Strategies can be centralized or decentralized:
Centralized: During the training, the organizations containing train data communicate exclusively with a central organization.
Decentralized: During the training, the organizations communicate between themselves, there is no central organization.
Each round represents one iteration of the training loop in the federated setting. For example, in a centralized federated learning strategy, a round consists of:
Initializing the same model (architecture and initial weights) on each training organization.
Each training organization locally trains the model on its own data and calculates the weight updates to send to the aggregator (and sometimes other statistics depending on the strategy).
The training organizations send the weight updates to the aggregator organization.
The weight updates are aggregated by the aggregator organization.
The aggregated organization sends the aggregated updates to the training organizations.
The training organizations update their model with the aggregated updates.
Now that you have a good overview of SubstraFL, have a look at the MNIST example.
Centralized strategy - workflow¶
This section is for advanced users who wants to know more on what happens under the Substra hood.

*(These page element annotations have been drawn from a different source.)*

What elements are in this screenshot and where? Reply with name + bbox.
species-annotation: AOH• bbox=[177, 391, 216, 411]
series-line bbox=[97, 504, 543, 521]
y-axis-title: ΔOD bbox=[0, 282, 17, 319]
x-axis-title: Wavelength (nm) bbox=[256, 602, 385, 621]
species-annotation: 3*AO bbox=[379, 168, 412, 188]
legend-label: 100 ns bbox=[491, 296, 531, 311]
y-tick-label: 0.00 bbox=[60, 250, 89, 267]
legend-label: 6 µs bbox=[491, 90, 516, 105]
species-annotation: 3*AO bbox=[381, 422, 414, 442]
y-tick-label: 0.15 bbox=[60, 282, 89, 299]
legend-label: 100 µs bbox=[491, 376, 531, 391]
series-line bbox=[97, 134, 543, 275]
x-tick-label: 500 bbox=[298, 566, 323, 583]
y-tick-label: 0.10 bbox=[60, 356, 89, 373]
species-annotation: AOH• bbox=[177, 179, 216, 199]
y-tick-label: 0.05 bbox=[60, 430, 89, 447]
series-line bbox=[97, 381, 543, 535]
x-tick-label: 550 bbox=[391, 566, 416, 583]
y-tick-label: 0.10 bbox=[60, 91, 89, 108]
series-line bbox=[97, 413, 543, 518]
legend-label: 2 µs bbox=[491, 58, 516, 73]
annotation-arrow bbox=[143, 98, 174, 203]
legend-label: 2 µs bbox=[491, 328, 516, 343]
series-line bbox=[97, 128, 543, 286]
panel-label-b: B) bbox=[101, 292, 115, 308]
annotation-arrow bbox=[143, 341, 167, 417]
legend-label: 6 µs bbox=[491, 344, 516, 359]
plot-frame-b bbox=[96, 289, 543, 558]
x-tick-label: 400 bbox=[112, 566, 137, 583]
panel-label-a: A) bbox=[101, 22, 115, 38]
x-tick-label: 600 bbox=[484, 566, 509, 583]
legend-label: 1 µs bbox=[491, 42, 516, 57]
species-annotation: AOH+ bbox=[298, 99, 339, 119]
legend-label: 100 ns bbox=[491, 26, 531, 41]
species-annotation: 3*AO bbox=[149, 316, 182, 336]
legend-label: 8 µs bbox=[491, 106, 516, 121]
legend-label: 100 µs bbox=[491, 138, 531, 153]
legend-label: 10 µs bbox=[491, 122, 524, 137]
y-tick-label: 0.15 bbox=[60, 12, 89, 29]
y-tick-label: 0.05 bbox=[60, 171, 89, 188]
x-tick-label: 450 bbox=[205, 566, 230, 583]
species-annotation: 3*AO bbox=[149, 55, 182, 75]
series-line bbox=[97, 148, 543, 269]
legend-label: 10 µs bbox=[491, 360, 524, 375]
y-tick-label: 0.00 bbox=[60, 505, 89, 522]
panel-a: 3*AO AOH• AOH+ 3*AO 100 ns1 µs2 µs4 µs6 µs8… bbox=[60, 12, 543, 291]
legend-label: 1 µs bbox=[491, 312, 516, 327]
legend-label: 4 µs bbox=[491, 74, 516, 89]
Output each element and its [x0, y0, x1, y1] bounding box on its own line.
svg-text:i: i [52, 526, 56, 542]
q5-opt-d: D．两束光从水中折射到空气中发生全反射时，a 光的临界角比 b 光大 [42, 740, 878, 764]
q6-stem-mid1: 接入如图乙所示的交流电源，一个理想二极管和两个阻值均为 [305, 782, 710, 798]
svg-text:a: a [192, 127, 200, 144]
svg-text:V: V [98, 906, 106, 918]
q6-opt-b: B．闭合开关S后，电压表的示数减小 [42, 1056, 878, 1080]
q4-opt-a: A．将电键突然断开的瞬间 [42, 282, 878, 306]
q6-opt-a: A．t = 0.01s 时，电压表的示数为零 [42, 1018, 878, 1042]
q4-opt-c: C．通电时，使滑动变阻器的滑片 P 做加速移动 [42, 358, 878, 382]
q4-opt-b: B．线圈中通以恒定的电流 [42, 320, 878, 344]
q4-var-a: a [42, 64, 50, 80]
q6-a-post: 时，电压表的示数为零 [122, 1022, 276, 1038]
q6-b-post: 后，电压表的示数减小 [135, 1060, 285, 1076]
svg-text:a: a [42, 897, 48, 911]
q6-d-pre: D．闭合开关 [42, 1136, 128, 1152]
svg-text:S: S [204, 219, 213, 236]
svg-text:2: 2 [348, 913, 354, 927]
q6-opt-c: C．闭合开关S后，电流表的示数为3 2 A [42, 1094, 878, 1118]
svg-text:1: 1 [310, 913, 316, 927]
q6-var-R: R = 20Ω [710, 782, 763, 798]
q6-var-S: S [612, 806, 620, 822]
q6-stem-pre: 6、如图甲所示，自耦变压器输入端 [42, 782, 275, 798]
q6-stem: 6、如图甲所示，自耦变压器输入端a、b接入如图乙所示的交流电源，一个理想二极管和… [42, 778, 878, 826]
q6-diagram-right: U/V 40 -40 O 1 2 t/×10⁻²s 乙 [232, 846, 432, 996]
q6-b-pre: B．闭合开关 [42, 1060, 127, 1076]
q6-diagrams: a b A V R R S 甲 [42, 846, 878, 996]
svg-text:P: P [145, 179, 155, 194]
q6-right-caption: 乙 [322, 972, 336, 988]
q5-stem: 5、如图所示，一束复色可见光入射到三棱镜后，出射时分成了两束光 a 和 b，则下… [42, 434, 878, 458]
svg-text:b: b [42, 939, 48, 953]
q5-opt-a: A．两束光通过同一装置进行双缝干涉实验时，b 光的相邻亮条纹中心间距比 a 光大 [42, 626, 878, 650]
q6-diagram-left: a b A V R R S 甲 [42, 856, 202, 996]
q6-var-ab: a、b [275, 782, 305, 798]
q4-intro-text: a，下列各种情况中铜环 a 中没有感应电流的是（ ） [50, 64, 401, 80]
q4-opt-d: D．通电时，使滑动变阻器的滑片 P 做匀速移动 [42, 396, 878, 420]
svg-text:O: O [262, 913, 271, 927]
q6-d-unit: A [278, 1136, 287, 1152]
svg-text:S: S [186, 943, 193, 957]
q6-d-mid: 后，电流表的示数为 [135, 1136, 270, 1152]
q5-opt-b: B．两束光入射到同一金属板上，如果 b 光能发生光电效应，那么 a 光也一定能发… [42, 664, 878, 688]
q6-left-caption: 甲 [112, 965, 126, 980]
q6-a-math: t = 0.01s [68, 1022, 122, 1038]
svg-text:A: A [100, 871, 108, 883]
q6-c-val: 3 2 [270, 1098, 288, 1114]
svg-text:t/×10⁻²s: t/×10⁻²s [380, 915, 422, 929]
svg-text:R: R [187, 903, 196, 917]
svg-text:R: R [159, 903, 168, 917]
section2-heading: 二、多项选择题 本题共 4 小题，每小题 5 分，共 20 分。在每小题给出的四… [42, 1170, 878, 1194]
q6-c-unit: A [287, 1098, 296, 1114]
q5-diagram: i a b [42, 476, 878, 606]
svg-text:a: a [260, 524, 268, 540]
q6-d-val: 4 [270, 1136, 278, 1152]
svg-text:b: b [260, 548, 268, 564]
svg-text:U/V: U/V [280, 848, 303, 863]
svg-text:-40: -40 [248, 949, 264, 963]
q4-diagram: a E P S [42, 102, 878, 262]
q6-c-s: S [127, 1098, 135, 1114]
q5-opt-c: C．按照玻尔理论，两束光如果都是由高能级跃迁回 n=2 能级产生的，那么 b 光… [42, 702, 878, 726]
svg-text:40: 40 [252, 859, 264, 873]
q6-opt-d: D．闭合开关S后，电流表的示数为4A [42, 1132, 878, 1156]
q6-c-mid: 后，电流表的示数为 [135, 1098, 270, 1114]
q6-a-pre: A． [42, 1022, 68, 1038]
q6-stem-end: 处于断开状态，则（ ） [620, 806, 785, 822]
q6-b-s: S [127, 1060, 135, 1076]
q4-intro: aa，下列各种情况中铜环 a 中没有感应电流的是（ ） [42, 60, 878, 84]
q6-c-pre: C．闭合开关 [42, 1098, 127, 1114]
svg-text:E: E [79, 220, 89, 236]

The workflow of a centralised strategy, unless specified otherwise, is as follows:
initialisation round: one train task on each train organization
then for each round: one aggregate task on the central organization then one train task on each train organization
Steps of an aggregate task:
Calculate the common shared state from the previous train tasks shared state.
Steps of a train task:
If there is an aggregate task before: update the model parameters with the shared state
Train the model on the local data
Calculate the shared state update
Reset the model parameters to before the local training
Output the local state (the model) and the shared state (parameters to aggregate)
So the local state that the train task outputs represents the state of the model just after the aggregation step of a federated learning strategy. This means that to test the output model of round 1, we can add a test task after the train task of round 1.
This also means that for the final round of the strategy, we do a useless step of training the model on the local data. This is for 2 reasons:
Be able to implement checkpointing more easily (ie resume the experiment where we left it, feature not yet available)
Reuse the same algo as the other train tasks, which speeds up the execution
For a more detailed example, see the Federated Averaging implementation.